How can pupils stay motivated at home?

By School House

4 years ago

Top tips for young people to help stay motivated during school closures, by Andy Johnson, Deputy Head Academic at St Dunstan’s College

stay motivated
As schools have largely closed their doors to pupils, parents will have a job on their hands to keep them motivated in these unique and uncertain times
  1. Do what you can to ensure your physical environment supports you – think about what should be present to enable study, including necessary technology, and also what should be absent, including unnecessary technology.
  2. Actively schedule periods of study time every day when you will not work from a screen, however big or small that screen is.
  3. Do what you can to keep a regular and familiar routine – from getting up, through the timings and lesson subjects of your normal school day, and into the evenings and homework timetables.
  4. Don’t spend all day in pyjamas!
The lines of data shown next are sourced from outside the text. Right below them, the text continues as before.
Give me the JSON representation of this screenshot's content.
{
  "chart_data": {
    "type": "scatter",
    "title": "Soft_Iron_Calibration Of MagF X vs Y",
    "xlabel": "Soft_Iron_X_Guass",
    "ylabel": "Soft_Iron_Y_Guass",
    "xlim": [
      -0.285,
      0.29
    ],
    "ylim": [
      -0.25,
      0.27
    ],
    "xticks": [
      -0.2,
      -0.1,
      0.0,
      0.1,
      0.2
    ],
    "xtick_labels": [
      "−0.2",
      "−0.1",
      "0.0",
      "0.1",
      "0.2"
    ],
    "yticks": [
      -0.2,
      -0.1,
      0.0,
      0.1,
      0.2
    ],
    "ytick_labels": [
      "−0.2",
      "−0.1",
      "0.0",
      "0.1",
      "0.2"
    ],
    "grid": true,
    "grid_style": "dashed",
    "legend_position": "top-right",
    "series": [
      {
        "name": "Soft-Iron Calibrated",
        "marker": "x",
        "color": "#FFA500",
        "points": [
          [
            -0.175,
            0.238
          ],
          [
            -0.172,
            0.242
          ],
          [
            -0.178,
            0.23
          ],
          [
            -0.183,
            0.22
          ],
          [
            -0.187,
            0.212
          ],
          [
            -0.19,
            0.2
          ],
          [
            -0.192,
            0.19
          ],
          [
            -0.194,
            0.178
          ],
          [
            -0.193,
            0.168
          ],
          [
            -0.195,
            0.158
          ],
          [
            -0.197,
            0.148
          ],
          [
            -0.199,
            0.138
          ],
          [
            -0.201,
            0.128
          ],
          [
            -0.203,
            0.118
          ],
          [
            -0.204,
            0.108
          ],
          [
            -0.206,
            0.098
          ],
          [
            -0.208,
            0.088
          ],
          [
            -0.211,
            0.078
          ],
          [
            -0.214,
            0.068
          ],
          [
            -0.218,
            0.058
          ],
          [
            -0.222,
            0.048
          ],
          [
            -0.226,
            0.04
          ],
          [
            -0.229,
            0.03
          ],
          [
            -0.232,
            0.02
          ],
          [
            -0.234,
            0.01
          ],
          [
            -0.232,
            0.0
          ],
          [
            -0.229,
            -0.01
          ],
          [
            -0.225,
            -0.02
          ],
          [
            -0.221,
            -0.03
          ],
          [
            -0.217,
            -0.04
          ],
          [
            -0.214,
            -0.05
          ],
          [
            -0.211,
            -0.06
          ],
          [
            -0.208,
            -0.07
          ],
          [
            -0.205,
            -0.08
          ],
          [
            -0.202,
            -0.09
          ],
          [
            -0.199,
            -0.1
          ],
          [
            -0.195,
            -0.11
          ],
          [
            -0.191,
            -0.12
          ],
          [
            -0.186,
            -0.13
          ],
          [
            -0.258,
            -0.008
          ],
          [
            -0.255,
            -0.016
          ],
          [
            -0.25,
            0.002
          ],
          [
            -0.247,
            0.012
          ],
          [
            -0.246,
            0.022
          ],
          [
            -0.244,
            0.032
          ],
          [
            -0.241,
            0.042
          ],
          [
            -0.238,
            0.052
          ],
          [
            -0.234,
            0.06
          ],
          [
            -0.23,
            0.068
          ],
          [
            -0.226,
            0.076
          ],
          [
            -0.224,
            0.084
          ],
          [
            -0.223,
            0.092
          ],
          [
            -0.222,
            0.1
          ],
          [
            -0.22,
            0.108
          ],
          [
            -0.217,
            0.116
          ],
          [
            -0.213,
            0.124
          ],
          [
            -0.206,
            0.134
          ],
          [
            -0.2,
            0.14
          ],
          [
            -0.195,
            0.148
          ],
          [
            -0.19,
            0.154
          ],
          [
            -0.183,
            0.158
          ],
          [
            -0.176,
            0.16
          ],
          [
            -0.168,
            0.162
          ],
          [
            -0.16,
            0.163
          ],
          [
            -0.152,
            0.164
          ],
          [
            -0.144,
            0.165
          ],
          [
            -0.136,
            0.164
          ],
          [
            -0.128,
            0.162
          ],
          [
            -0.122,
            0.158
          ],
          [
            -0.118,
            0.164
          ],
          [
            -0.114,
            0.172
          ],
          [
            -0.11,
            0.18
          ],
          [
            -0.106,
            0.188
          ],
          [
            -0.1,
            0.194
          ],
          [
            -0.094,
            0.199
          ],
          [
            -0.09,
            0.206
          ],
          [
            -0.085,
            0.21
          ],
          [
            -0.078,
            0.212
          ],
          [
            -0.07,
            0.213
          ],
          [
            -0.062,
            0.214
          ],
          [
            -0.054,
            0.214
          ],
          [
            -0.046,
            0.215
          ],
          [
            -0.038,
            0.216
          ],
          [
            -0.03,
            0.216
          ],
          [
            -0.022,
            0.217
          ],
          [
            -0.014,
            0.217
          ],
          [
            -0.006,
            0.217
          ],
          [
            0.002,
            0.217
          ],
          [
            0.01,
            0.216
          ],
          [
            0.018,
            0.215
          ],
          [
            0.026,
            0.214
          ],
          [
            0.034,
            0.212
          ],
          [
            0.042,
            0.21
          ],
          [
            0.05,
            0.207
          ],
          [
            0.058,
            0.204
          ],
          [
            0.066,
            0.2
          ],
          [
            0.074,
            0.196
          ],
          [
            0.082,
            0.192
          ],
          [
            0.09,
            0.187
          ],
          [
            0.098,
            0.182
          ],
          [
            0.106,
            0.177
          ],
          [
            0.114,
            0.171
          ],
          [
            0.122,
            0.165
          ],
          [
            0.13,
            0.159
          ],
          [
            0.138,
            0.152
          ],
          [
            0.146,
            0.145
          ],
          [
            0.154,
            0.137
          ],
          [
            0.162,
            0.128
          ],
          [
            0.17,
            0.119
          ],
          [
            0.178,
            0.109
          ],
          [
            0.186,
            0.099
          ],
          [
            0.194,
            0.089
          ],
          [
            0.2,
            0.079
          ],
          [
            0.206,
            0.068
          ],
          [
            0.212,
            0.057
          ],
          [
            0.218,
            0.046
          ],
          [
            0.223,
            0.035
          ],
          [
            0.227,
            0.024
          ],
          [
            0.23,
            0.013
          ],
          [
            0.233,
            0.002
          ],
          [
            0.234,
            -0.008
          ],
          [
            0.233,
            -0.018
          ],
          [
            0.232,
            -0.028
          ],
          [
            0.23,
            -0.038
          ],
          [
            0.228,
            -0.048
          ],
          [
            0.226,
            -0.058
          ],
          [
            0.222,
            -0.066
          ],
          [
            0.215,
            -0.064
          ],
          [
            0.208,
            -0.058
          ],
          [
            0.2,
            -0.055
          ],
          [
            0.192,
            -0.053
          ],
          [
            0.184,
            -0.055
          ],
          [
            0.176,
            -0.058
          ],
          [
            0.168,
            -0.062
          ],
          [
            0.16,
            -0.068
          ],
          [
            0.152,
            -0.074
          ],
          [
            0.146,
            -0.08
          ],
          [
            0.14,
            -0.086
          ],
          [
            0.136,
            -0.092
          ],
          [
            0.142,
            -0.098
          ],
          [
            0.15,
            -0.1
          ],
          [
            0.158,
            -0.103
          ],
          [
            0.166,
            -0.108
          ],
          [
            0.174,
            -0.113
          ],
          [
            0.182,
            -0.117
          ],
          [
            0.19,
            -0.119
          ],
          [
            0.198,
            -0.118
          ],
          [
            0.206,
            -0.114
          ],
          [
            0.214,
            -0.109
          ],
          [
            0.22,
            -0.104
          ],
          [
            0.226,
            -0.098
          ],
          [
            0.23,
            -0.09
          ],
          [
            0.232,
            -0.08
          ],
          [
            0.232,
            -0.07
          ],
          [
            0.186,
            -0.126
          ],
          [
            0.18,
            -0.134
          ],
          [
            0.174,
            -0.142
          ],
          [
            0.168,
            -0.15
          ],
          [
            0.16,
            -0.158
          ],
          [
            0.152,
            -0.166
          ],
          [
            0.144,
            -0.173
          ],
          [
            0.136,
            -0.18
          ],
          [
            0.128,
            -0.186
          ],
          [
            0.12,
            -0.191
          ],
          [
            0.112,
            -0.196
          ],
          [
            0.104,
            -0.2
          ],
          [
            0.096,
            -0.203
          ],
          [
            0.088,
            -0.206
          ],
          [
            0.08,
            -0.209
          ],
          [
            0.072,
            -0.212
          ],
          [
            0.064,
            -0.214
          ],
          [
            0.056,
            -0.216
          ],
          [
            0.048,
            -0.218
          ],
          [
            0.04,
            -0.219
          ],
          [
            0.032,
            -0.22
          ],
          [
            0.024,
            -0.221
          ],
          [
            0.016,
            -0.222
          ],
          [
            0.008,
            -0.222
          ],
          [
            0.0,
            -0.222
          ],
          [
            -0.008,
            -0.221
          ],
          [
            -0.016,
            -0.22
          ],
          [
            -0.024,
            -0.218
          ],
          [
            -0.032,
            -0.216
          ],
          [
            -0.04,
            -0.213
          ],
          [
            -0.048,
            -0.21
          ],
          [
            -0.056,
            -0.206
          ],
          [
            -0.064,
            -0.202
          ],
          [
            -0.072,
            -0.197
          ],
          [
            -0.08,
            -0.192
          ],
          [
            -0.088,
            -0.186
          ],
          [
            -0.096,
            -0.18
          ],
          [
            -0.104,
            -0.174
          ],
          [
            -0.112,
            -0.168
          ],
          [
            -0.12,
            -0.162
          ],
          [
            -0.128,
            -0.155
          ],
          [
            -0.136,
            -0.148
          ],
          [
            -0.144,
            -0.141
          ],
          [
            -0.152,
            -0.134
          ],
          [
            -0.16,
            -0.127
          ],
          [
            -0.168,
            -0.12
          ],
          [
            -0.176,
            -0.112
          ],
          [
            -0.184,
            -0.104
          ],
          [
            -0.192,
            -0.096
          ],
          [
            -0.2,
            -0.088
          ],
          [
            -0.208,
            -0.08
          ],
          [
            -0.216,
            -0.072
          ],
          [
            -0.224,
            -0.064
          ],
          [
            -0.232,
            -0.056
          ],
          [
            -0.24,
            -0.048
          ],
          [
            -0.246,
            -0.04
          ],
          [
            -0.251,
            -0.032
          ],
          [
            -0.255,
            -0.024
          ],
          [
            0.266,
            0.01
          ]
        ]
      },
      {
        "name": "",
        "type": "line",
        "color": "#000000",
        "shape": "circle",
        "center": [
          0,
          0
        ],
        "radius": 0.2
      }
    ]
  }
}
Have a professional mindset – dress, sit, speak and write in your ‘school’ tone and register. Then enjoy changing mindset at the end of the school day!
  5. Celebrate achievements! Remind yourself what you have achieved regularly – the end of each day, the end of the week, the end term, etc. It’s important to celebrate what has been achieved!
  6. Keep a balance in your life. Outside of that school day routine, put your existing hobbies and interests into the diary to ensure you keep them, and then build homework and study around them. This may also be the perfect opportunity to try something new.
  7. Agree a personal and motivating set of rules, expectations, and targets – including rewards and sanctions – with your parents from the start. Provide them with the first draft and negotiate from there.
  8. Remember that your parents will be anxious for your best interests and that’s probably why they are interfering when they do. So remind them of those rules and expectations you all agreed before a situation of tension arose.
  9. Be outward looking and choose to help somebody else at least once every day – a fellow student, a family member, a friend or member of your community. The wider world still values and needs you.
  10. Reflect on the ‘constants’ – the things you cannot influence, like what will happen with public examinations – and ‘variables’ – the things you can, like whether or not you spend the next 30 minutes on social media or doing maths. Make a decision as far as is possible not to spend emotional energy on the constants. Actively choose to influence the variables to your advantage.
  11. Talk to people every day, whether you are feeling great or not, or on top of things or not. It might just be that the person you speak to really needs to speak with you. 
  12. Eating, sleeping and regular exercise are important!
  13. It’s a marathon not a sprint, for you and for those around you, so think about the expectations you have of yourself and others about when things get done and how you ask for what you need. Invest positively and for the long term in the relationships you will be living every day.